On March 22, at yet another press conference — duly recorded on the front pages of the newspapers — Mr. Kamateros announced that, thanks to the waters, we will be in Istanbul-Constantinople by May 29, that one bottle of helion will disperse the Turkish army, and that an island in the Aegean will be blown up to demonstrate the power of helion. (This suggests an interesting new theory for the destruction of Santorini to archaeologists who should be thankful to Mr.

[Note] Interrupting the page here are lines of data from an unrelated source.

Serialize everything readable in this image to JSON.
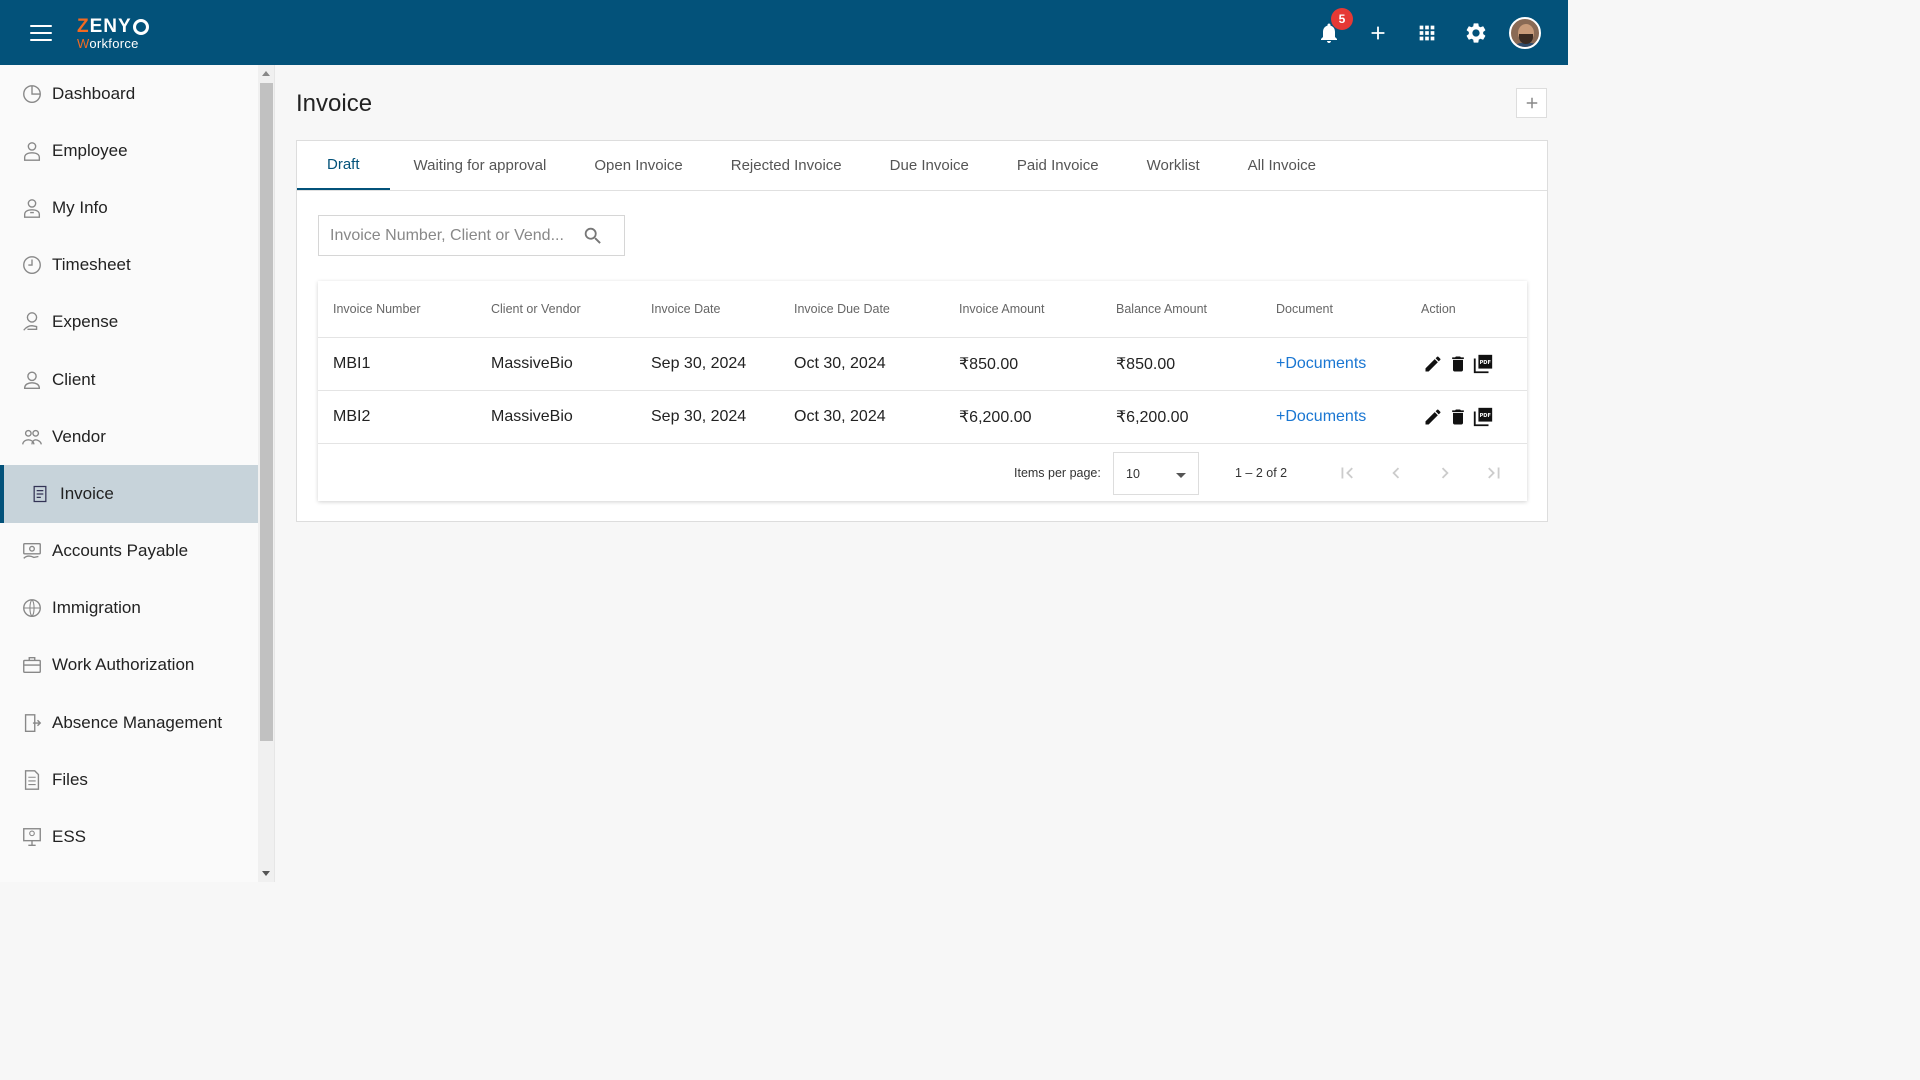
{
  "app": {
    "logo_brand": "ZENYO",
    "logo_sub": "Workforce",
    "notification_count": "5",
    "icons": [
      "menu-icon",
      "bell-icon",
      "plus-icon",
      "apps-grid-icon",
      "gear-icon",
      "avatar"
    ]
  },
  "sidebar": {
    "items": [
      {
        "label": "Dashboard",
        "icon": "dashboard-icon"
      },
      {
        "label": "Employee",
        "icon": "employee-icon"
      },
      {
        "label": "My Info",
        "icon": "my-info-icon"
      },
      {
        "label": "Timesheet",
        "icon": "clock-icon"
      },
      {
        "label": "Expense",
        "icon": "expense-icon"
      },
      {
        "label": "Client",
        "icon": "person-icon"
      },
      {
        "label": "Vendor",
        "icon": "vendor-icon"
      },
      {
        "label": "Invoice",
        "icon": "invoice-icon",
        "active": true
      },
      {
        "label": "Accounts Payable",
        "icon": "accounts-payable-icon"
      },
      {
        "label": "Immigration",
        "icon": "globe-icon"
      },
      {
        "label": "Work Authorization",
        "icon": "briefcase-icon"
      },
      {
        "label": "Absence Management",
        "icon": "exit-door-icon"
      },
      {
        "label": "Files",
        "icon": "file-icon"
      },
      {
        "label": "ESS",
        "icon": "ess-icon"
      }
    ]
  },
  "main": {
    "title": "Invoice",
    "tabs": [
      "Draft",
      "Waiting for approval",
      "Open Invoice",
      "Rejected Invoice",
      "Due Invoice",
      "Paid Invoice",
      "Worklist",
      "All Invoice"
    ],
    "active_tab": "Draft",
    "search": {
      "placeholder": "Invoice Number, Client or Vend...",
      "value": ""
    },
    "table": {
      "columns": [
        "Invoice Number",
        "Client or Vendor",
        "Invoice Date",
        "Invoice Due Date",
        "Invoice Amount",
        "Balance Amount",
        "Document",
        "Action"
      ],
      "rows": [
        {
          "number": "MBI1",
          "client": "MassiveBio",
          "date": "Sep 30, 2024",
          "due": "Oct 30, 2024",
          "amount": "₹850.00",
          "balance": "₹850.00",
          "document": "+Documents"
        },
        {
          "number": "MBI2",
          "client": "MassiveBio",
          "date": "Sep 30, 2024",
          "due": "Oct 30, 2024",
          "amount": "₹6,200.00",
          "balance": "₹6,200.00",
          "document": "+Documents"
        }
      ]
    },
    "paginator": {
      "items_per_page_label": "Items per page:",
      "items_per_page": "10",
      "range": "1 – 2 of 2"
    }
  },
  "colors": {
    "topbar": "#03527a",
    "brand_accent": "#f26a21",
    "link": "#1976d2",
    "sidebar_active": "#c7d3da"
  }
}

Kamateros. A few days earlier he had reassured them that he would see to the preservation of all our ancient monuments.) And so the Kos Water Affair continues on its mad course.
Numismatic Neurosis
THE reason that Athenians standing in front of kiosks are staring at their hands these days is not due to a sudden fad in palmistry. Nor is the look of alarm on their countenances due to the sudden discovery of a broken life line. They are simply bewildered by the latest series of newly-minted coins. In the last seventeen years, over thirty different coins have been issued for nine denominations in ten different sizes — sometimes varying only by a hair’s breadth — constituting a dizzying collection of small and jumbo ten drachmas, medium and small twenty drachmas, and several sizes of five drachmas. (The smallest denominations come not only in several sizes, but in a choice of silver or gold colours.)
As Greece has passed through monarchy, tyranny, oligarchy and what not in the last decade, each form of government has immortalized its reign by minting its own coins — and the result is pocket-anarchy. Our pockets and purses jangle with an extraordinary assortment of ancient celebrities, Glucksburg monarchs, revolutionary heroes, phoenixes, crossed guns, revolving atoms, owls, olive wreaths, grape clusters, winged horses, frigates, Olym-pian deities and assorted monuments.
In our latest series, the once noble five drachma talliro (recalling the day when the drachma was five to the dollar) has been ignominiously reduced in weight to approximately that of the old twenty lepta ‘doughnut’ (without the hole in the middle, however) and in size to that of the old two drachma piece. Although it sports Aristotle on its ‘heads’ side, the reverse is branded with a prosaic number five. (Fortunately, the late King Paul, who adorned an older series, was beardless and balding; otherwise he would be indistinguishable, after a bit of wear, from Aristotle.) The new ten drachma coin is a Democritos- headed and gyrating-atom-tailed piece. One of its predecessors was a particularly flighty junta number with Pegasus on one side and the phoenix on the other which invited the curiosity of numismatists for being ‘headless’ — and, needless to say, snide comments from citizens who drew other significance from it. Finally, the latest twenty drachma piece has Pericles on the ‘heads’ side and the Temple of Nike on the ‘tails’ side. Although he has not yet rated coinage, we are eagerly awaiting a Socrates piece, backed, no doubt, by a vial of hemlock.
It is said that the Ministry of Finance plans to recall all earlier coins, which should interest collectors. Meanwhile, whether buying a chocolate, a stamp, or a tube of toothpaste, one must rifle through images of at least two thousand years of history before one can pay for his purchases — ever fearful of cheating or being cheated. It should give the expected four million summer tourists a run for their money.